Ellen – Oh, thank you so much. And then I drink celery juice in the morning when I get up two cups of celery juice. And that helps with the fatigue. Celery juice helps with the fatigue for me. Works. It works pretty well.
Ellen – Yeah.
Clint – I’ve always found that like a real pick me up fast too, and of course, once you, if the trend continues and you’re able to get off the methotrexate entirely, you will experience a step wise improvement to energy levels that feels almost like you’ve been handed back a little battery charger that’s been missing for since the day you started it.
Ellen – From a lot of my life yeah. Wow. That’ll be wonderful if that happens. Yeah, I’m kind of not sure about that, so I’ll have to wait and see.
Clint – Sure, yeah. There’s no rush, i mean, everything you’ve done, you’ve done steadily, slowly, and so why change things at this last, last hurdle, you know?
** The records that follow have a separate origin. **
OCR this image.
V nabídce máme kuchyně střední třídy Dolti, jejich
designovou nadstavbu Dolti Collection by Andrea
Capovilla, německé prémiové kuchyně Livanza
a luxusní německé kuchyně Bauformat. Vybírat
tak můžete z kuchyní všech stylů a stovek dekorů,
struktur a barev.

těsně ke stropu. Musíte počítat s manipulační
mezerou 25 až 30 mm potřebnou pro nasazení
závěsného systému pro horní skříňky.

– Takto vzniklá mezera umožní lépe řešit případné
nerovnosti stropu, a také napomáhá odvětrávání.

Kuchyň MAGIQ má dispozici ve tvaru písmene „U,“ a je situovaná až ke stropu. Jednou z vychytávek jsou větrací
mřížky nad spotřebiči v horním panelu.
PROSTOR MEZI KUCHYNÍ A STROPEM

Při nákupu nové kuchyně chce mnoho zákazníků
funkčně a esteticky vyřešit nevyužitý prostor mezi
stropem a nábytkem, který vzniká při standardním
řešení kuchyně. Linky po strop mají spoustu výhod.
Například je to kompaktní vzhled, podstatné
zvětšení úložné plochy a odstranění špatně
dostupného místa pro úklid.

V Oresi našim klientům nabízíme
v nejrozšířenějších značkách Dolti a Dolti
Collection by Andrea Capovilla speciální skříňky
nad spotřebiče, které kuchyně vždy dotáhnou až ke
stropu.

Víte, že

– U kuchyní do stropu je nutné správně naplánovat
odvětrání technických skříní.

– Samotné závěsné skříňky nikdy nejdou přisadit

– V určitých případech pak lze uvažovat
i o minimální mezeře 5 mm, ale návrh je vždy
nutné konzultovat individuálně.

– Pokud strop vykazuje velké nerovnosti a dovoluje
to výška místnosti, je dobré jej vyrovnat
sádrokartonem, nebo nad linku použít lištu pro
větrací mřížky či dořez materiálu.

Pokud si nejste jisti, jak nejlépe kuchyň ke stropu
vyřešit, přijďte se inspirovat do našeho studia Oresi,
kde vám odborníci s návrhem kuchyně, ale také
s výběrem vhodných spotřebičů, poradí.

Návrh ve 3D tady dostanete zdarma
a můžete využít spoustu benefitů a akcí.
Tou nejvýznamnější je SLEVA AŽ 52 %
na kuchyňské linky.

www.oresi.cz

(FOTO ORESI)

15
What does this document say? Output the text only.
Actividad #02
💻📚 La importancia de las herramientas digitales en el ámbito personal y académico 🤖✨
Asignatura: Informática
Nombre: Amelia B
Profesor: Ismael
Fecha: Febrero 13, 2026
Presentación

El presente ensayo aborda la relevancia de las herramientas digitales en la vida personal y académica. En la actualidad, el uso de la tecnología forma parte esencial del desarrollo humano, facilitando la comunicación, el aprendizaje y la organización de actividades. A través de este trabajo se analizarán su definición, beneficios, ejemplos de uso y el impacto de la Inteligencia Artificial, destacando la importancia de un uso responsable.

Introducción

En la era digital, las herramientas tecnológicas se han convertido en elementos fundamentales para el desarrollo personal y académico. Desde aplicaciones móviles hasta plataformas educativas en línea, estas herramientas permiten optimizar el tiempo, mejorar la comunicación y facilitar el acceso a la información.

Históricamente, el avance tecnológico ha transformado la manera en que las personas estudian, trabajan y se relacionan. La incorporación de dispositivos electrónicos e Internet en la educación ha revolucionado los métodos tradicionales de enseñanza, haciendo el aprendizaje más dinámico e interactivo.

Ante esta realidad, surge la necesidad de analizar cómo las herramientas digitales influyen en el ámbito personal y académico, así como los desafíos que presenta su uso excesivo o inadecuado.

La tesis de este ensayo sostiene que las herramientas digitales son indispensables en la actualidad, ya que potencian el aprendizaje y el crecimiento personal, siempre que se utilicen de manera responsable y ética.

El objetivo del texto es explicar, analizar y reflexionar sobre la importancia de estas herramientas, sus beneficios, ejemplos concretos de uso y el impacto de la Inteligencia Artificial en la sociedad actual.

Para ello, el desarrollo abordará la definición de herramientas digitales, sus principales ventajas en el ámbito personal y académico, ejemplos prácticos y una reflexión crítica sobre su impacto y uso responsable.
Clint – Ellen, congratulations. Thanks for sharing. I really appreciate it. Great to see you, and keep up the amazing work.
Ellen – Thank you. I’m so happy I was able to talk to you today, and I’m just so grateful. I’m always so grateful to you, even though I’m not on your program, posting too much, i’m always there pretty much in case somebody needs help.
Clint – And I’m very grateful for that. So thanks very much, Ellen. We’ll talk again in another 12 months or so, perhaps.
Ellen – That sounds good. Okay. Thank you. Bye bye.